RFR: JDK-8283714: REDO - Unexpected TypeElement in ANALYZE TaskEvent [v2]
Pavel Rappo
prappo at openjdk.java.net
Tue Apr 12 22:03:22 UTC 2022
On Tue, 12 Apr 2022 21:57:33 GMT, Jonathan Gibbons <jjg at openjdk.org> wrote:
>> This is a redo of a recent fix, which passed all tier1 tests but broke "make docs".
>>
>> The reason for the crash was a combination of a number of factors, such that fixing any one (or more) would make the problem go away, making it hard(er) to determine the correct path forward.
>>
>> 1. In a doc comment in JDK code, the author had mistakenly written a number of tags like `{@link byte}` instead of `{@code byte}` and `{@link byte[]}` instead of `{@code byte[]}`
>>
>> 2. `DocTrees.getElement` returns the javac-internal symbol for primitive types (instead of `null`) and the base type for arrays. So for both `{@link byte}` and `{@link byte[]}` the `LinkFactory` was given a javac-internal symbol (instead of null). Filed as JDK-8284315.
>>
>> 3. Thinking the value was a declared type, and so in a named or unnamed package, the `LinkFactory` attempts to create a link based on the package of the value.

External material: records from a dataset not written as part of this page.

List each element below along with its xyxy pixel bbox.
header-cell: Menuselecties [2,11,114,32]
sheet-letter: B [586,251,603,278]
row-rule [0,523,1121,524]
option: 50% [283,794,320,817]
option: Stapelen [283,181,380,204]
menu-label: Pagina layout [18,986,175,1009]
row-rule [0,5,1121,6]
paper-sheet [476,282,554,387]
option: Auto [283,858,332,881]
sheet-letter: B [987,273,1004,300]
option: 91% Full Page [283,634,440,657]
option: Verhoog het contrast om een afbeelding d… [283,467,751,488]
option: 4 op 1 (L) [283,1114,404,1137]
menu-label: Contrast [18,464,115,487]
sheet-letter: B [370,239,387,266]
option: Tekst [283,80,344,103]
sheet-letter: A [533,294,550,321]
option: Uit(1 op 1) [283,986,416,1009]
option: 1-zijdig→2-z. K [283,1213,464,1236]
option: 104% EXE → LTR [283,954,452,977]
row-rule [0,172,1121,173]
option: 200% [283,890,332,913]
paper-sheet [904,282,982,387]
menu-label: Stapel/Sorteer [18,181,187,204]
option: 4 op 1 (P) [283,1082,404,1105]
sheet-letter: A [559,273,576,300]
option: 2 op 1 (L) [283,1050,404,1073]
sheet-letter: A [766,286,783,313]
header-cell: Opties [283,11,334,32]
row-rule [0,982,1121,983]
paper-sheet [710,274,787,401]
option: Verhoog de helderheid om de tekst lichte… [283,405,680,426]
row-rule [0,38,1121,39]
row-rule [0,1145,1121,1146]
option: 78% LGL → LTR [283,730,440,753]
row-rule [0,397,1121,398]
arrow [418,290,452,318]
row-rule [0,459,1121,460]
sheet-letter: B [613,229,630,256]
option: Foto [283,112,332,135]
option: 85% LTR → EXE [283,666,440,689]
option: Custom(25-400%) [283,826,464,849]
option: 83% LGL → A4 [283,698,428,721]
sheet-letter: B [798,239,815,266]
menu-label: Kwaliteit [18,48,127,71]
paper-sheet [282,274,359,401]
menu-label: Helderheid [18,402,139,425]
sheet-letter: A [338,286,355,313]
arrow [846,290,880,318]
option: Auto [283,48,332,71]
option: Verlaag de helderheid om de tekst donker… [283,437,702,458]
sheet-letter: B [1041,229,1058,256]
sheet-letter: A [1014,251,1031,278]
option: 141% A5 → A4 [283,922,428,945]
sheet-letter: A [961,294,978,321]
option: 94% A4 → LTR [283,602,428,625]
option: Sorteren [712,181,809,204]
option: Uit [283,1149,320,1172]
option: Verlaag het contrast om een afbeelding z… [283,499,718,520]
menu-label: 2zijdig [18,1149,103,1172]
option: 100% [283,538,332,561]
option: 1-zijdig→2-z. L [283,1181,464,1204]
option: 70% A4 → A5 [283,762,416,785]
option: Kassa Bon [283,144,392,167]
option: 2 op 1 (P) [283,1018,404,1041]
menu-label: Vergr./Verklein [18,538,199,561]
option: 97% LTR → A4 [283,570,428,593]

The package for the java-internal symbols for primitive type is a special `rootPackage` which has no equivalent in the Language Model world, and which has a `null` owner.
>>
>> 4. The new code in `JavacElements.getModuleOf` assumes that (as is generally standard in javac) all symbols have a non-`null` owner, this giving an NPE when called with `rootPackage`.
>>
>> So, there are various possible ways to fix this.
>>
>> 1. put a broad null check for `sym.owner` in `JavacElements.getModuleOf`
>> 2. put a specific check for `rootPackage` in `JavacElements.getMOduleOf`
>> 3. fix `DocTrees.getElement` to not return javac-internal symbols
>> 4. change javadoc to workaround the issue with `DocTrees.getElement`
>> 5. fix the javadoc comments to not use bad forms, like `{@link byte}` etc.
>>
>> 1 and 2 would both be atypical idioms in the code.
>>
>> 3 is desirable, but may cause additional work/updates/etc. It would be a change to the behavior of a public API, and so compatibility concerns would need to be addressed, although arguably the change in behavior is a bug fix, not a spec change. (The current behavior is under-specified!)
>>
>> By itself, 5 would just be ignoring the underlying problem.
>>
>> That leaves 4, which is the solution adopted here. It localizes the change/check to javadoc internal code. It is an interim measure until we can fix 3. (JDK-8284315)
>>
>> * The javac part of the fix is essentially the same as before (a redundant import has been removed, this time.) By itself the code was not wrong, when used as intended.
>>
>> * `DocTrees.getElement` is called from a single place in javadoc, in `CommentHelper` and so a check is made on the result such that `null` is returned when the result would otherwise not be a declared type.
>>
>> * A new (javadoc) test is added to verify the new behavior for `{@link byte}` etc. The prior behavior (even before the original fix) was to display the type in monospace font. The new behavior is for javadoc to fall back on the recently-new mechanism to display a "invalid tag" block.
>>
>> With these fixes, "make docs" works, and does not crash(!) Comparing the result of "make docs" before and after this fix, the only significant differences arise from the 5 bad `{@link ...}` tags in `MemorySegment.java`. These should (separately) be fixed.
>
> Jonathan Gibbons has updated the pull request incrementally with one additional commit since the last revision:
>
> address review feedback
Marked as reviewed by prappo (Reviewer).